Day 5 and we hit the road again. Heading east we drove along the
side of the Columbia River Gorge. As we travelled the landscape
became more parched and brown as we reached The Dalles. The Dalles
is effectively on the eastern side of the Cascade Mountains and with
the prevailing winds being westerlies it is in the rain shadow of
the Cascades. This is the case for all of eastern Oregon and
Washington leading to a dry desert like interior.

At The Dalles we stopped at the visitor centre. We would have liked
to stay a lot longer but time pressures because of the distance we
had to travel did not allow it. The centre is excellent with loads
of information about the gorge, Lewis and Clarke who passed through
here and the Oregon trail. In the days of the Oregon trail The
Dalles were teacherous rapids that the settlers had to float through
on their rafts as they used the Columbia as their highway to the
Pacific. Nowadays the rapids are submerged because of the damming of
the river downstream.

At the Dalles we had planned to cross the river to the Washington
side but I missed the turnoff so we drove on to the next river
crossing. Heading north east on the 97 we climbed out of the
northern side of the gorge and crossed the Yakama Indian
Reservation, a barren desolate drive before dropping down into the
Yakima valley and picking up the I 82 then I 90 towards Seattle. We
were now heading back towards the eastern side of the cascades and
the land became greener and forested. Twenty miles before reaching
the Snoqualamie Pass we turned off the I 90 to visit Roslyn for
lunch. To my amazement, here in the middle of nowhere was a
roundabout, the first I have ever seen in all my driving in the
states. There was a plethora of signage explaining to drivers
exactly how to traverse this strange road junction and there was no
trace of any other vehicles. Why on earth it was there I've no idea.

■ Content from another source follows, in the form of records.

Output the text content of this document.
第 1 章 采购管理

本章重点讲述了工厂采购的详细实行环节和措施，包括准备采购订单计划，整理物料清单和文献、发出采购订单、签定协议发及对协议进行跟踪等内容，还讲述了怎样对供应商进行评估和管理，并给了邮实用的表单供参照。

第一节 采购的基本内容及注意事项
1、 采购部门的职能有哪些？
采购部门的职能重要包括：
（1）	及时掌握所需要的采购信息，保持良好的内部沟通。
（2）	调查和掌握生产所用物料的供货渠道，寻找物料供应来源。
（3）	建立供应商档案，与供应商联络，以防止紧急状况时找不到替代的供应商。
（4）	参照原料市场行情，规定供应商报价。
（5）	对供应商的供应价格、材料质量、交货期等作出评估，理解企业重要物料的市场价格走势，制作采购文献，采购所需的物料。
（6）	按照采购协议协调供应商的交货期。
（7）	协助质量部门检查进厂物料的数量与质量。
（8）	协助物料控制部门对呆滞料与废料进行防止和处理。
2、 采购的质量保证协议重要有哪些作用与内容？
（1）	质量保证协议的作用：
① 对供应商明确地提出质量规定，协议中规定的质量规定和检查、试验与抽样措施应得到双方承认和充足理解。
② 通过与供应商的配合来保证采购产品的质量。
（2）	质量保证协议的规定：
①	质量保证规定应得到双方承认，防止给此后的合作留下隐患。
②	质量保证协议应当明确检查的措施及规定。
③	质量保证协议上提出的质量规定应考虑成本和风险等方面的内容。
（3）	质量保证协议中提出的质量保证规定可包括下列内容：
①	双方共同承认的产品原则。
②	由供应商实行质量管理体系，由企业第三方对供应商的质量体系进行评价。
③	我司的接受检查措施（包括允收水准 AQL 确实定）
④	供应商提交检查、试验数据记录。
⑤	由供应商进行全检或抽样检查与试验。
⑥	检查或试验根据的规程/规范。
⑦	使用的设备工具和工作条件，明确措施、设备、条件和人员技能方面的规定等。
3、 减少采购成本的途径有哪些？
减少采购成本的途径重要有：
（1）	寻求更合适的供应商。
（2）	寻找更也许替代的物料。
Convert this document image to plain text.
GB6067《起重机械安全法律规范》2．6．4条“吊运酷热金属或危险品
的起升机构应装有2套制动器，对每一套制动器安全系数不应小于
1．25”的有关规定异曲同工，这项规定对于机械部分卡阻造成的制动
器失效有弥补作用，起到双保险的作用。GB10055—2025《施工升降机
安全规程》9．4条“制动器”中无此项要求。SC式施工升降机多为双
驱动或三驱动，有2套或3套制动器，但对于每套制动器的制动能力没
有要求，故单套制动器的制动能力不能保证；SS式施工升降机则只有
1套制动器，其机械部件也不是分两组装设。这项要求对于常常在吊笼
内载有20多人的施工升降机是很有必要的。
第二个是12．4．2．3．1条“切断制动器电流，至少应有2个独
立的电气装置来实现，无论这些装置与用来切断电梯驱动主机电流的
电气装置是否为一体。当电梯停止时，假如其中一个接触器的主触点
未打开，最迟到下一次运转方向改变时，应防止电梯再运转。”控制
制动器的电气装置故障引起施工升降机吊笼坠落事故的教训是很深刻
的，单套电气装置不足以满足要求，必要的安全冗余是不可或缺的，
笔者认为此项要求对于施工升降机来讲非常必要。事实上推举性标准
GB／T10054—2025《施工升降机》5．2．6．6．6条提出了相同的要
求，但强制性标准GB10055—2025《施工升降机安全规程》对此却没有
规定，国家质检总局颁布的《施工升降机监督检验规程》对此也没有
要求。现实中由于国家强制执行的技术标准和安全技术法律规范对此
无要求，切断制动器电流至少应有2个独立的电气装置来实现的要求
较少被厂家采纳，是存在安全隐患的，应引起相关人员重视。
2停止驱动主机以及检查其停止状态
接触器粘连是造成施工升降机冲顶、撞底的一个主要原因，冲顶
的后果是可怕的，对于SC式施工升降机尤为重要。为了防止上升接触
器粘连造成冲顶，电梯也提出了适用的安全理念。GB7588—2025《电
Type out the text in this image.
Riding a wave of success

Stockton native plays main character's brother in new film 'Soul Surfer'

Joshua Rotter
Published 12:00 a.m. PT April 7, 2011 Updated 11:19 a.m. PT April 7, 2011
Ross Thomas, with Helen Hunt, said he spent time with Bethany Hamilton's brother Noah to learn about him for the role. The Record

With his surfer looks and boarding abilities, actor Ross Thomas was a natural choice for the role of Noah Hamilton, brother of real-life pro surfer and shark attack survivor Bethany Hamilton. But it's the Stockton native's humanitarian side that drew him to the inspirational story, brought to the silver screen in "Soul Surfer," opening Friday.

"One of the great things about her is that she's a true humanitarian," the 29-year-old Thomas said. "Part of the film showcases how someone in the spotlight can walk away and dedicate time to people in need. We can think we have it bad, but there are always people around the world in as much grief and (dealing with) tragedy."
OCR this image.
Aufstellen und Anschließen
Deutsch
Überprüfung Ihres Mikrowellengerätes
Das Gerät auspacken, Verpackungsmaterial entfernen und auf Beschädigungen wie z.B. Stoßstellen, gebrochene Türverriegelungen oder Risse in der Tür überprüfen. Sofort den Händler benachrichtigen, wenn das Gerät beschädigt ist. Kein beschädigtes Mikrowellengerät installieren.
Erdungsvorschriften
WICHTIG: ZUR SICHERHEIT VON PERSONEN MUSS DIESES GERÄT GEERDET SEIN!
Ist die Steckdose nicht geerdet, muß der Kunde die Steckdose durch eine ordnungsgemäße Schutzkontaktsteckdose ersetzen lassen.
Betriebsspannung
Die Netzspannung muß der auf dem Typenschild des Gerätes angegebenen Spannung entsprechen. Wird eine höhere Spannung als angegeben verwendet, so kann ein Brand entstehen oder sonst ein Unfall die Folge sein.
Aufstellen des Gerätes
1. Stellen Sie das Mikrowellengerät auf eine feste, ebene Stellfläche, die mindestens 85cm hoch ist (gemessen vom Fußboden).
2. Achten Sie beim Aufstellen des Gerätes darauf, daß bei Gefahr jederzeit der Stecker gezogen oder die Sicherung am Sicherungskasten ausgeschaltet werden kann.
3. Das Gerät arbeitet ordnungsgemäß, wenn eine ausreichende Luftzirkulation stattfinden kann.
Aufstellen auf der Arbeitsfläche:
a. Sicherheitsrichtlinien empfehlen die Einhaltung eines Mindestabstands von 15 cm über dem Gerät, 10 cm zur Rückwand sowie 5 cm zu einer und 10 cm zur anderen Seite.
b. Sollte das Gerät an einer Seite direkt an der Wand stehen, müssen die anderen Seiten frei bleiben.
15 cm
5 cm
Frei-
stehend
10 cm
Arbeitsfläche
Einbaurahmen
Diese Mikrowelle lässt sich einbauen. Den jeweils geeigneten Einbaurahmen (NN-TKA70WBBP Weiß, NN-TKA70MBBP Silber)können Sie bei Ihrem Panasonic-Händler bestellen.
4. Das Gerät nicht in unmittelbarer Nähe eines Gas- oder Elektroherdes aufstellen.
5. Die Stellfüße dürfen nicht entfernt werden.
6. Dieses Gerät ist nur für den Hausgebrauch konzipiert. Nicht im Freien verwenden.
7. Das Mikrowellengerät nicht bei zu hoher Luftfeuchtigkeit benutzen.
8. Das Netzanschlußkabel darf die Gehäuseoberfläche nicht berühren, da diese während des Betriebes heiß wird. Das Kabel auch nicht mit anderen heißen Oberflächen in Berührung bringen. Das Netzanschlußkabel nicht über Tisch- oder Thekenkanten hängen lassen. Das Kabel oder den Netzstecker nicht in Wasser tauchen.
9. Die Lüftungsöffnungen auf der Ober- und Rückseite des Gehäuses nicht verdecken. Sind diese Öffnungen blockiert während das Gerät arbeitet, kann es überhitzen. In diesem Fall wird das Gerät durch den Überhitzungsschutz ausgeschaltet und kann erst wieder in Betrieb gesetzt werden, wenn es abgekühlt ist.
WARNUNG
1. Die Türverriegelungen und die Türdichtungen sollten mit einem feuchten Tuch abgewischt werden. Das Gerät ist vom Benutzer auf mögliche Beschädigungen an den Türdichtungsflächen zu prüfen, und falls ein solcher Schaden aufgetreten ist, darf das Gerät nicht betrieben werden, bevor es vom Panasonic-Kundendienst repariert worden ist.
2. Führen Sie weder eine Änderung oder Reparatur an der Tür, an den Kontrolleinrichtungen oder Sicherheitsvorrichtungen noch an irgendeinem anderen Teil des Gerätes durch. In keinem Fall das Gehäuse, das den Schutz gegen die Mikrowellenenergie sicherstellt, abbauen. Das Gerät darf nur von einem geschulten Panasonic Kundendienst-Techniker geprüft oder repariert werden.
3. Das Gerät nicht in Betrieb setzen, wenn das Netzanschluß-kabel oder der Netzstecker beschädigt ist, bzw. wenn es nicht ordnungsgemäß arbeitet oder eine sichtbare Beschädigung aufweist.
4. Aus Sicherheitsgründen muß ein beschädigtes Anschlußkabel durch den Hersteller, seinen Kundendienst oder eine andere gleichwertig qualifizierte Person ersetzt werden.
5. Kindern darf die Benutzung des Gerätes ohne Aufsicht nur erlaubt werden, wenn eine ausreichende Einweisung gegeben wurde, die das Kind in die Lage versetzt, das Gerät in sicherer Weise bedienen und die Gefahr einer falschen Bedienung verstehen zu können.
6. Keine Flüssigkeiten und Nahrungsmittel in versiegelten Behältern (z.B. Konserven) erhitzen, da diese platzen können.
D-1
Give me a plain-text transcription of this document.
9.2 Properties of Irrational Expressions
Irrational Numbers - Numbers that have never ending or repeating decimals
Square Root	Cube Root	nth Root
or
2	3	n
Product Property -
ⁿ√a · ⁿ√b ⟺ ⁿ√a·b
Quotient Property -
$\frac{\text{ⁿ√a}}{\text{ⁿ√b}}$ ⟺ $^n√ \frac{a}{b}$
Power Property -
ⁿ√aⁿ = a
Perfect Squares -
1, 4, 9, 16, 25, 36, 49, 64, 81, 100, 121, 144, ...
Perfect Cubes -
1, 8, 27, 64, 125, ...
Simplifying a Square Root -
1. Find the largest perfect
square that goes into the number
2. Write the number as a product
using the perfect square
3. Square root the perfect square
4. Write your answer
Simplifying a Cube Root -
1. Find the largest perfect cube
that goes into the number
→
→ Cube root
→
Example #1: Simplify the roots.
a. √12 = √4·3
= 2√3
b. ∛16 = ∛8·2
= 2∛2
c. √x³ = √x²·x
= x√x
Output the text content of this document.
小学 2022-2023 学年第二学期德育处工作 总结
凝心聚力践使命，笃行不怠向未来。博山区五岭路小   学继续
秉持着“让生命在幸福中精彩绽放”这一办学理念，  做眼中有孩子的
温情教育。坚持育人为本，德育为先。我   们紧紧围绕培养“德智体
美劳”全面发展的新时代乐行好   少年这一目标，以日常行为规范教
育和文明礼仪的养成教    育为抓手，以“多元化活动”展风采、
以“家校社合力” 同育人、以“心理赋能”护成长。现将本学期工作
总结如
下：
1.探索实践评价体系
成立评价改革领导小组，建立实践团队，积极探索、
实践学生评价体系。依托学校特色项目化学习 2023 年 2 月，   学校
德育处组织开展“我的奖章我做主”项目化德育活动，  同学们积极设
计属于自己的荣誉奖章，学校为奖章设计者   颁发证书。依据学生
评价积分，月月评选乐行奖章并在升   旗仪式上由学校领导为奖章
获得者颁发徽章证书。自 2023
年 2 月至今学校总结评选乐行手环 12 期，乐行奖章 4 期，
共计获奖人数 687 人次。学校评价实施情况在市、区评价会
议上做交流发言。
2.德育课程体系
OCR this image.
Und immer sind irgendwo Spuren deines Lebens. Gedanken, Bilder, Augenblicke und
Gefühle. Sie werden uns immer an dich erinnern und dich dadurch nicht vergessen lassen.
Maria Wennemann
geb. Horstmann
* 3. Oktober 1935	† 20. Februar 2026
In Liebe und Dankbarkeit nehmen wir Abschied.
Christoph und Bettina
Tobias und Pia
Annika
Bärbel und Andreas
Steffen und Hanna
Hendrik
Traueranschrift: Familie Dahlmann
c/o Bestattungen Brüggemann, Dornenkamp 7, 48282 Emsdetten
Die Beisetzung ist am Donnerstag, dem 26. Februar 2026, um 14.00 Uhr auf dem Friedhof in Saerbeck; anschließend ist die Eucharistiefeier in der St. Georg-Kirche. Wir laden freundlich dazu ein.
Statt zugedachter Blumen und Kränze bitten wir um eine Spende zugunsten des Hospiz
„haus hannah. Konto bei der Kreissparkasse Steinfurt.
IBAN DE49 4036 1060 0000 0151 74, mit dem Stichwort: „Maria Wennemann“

Roslyn was a real pleasure for us. The world is split into two
groups of people who either didn't see Northern Exposure (the
majority of people I know) or who did (my wife and I). Roslyn was
the small town where the series was filmed as its alter ego Cicely
Alaska (if thats how you spell it). All of the places seen in the
series are there - we bought the kids some chocolate in Ruth-Annes
store. The sad thing is that it appears that Northern Exposure is
the only thing keeping the place going and it will be sad if the
town dies when memory of this superb quirky show is lost.

Fortified by lunch we headed north through the Wenachee Mountains to
Leavenworth. No not where the prison is ! absolutely everybody I
know has asked me if thats where the prison is. I dont know where
Leavenworth Prison is and I dont care ! Leavenworth is actually one
of Washingtons tourist attractions some call it charming some call
it tacky, it very touristy so you either like such places or you do
not. With a re-routed railway and a collapsing timber industry, the
town was dying when the people decided to rebuild the centre as a
copy of a Bavarian village. This has worked and the town is now
booming with a building code that ensures every building looks like
an alpine chalet - even Safeways. Apparently a film is being made
about this successful transformation.

All of the shops and restaurants are of the same theme and we
enjoyed two relaxing nights in the town eating sausages and drinking
German Style Lager. Speaking as one who has consumed copious
quantities of real German Lager, I can say that this stuff was
pretty good. I'm not too sure about all the yodelling music you
hear. I always thought yodelling was Austrian, but I could be wrong.